Optional: credential-gapped vault

In production, in order to limit the damage by accidental or malicious deletion or overwrites, there is a duplicated bucket which stays up-to-date with the snapshots bucket above, but can't be accessed via keys stored on any servers. In order to do this, you need to turn on object versioning and cross-region replication using the AWS console, and configure an additional bucket to replicate the contents.

In production, that bucket is s3://doaj-vault-index-backups. Permissions are all handled in the AWS console, so won't be reproduced here.

Anonymised data export and data dump

todo: we likely don't want these to be the same user.

For development work and the test server the DOAJ has a script to export all of its data to S3 with personally identifiable information scrambled. These are exported to a bucket using the following app settings:

STORE_ANON_DATA_CONTAINER = "doaj-anon-data"

STORE_S3_SCOPES = {
    "anon_data" : {
        "aws_access_key_id" : "<ACCESS_KEY>",
        "aws_secret_access_key" : "<SECRET_KEY>"
    }
}

These correspond to the IAM user doaj-s3-client, which has all read / write permissions on buckets s3://doaj-anon-data and s3://doaj-data-dump. Developers have AWS roles to download these resources, which give them read-only access to the anonymised data bucket, as does the test server - steve-doaj-anon, test-doaj-anon etc.

app.cfg secrets file

When the production site is installed via the deploy.sh script, the application secrets are automatically downloaded from AWS Secrets Manager to the project directory on the server. This keeps the public open source code and the sensitive secret credentials separate and securely stored.

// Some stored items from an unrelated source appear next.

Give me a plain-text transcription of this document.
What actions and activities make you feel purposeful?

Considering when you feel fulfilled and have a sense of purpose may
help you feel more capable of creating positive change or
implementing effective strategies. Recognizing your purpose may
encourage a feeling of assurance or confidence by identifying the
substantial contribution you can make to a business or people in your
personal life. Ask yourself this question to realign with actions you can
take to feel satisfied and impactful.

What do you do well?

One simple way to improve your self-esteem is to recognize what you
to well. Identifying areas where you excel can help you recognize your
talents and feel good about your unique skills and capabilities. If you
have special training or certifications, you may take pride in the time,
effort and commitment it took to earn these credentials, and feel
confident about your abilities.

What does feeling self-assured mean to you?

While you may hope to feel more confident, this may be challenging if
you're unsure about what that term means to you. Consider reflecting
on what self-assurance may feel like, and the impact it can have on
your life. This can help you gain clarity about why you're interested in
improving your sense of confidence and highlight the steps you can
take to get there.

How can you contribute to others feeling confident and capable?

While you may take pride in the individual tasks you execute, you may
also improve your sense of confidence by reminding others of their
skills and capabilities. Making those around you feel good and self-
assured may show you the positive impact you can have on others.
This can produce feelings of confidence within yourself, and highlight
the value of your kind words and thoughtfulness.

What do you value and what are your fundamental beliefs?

Its use in the installation script is via the AWS Command Line Interface on the production server:

if [ "$ENV" = 'production' ]
then
    aws --profile doaj-app secretsmanager get-secret-value --secret-id doaj/app-credentials | cut -f4 | base64 -d > app.cfg
elif [ "$ENV" = 'test' ]
then
    aws --profile doaj-test secretsmanager get-secret-value --secret-id doaj/test-credentials | cut -f4 | base64 -d > app.cfg
fi

These require the IAM users *doaj-apps and doaj-test - these just have permission to download the individual files above. These profiles are stored in ~/.aws/config and ~/aws/credentials:

~/.aws/config

[profile doaj-app]
output = text
region = eu-west-2

~/.aws/credentials

[doaj-app]
aws_access_key_id = <ACCESS_KEY>
aws_secret_access_key = <SECRET_KEY>

In order to update the files (e.g. if you've downloaded it to a local file called app.cfg), you need to use the doaj-apps-upload profile.

aws --profile doaj-app-upload secretsmanager put-secret-value --secret-id doaj/app-credentials --secret-binary file://app.cfg

Note: when decoding on a mac with base64, you need to change the flag from -d to -D.

The creation syntax is a little different. See the example below.

aws --profile doaj-app-upload secretsmanager create-secret --name doaj/app-credentials --description "app.cfg for live app servers" --secret-binary file://app.cfg

AWS Lambda

We use a Lambda function to check our index backup snapshot has occurred correctly every morning. That way it's completely separate from our production infrastructure. It's configured via the online interface to run at 1200h daily. The Lambda function has permissions to access the AWS buckets via an IAM role, and it has its own secrets in Secrets Manager to store email credentials when alerting us if a backup hasn't occurred.

Logs and Misc backups.

Sysadmins periodically upload old logs to S3, such as nginx logs for analysis, and journal / article histories. By convention we prefix these buckets with doaj- so for example we currently have s3://doaj-misc-backups containing old web server logs.

S3FS & Buckets pre-2019

Until the Jan 2019 hardware reconfiguration, S3FS was used to synchronise the filesystems between the app server and the background server. Failed file uploads, the application cache, and journal histories remain in the bucket s3://doaj-sync-production. In addition during the reconfiguration, we started using a new index backup bucket - the old one is s3//doaj-es-backups (and s3://doaj-vault-es-backups). Also from the legacy system: s3://doaj-duplicity and s3://doaj-letsencrypt, both used to store encrypted backups of system configuration. These can be deleted when the old infrastructure snapshots are removed permanently.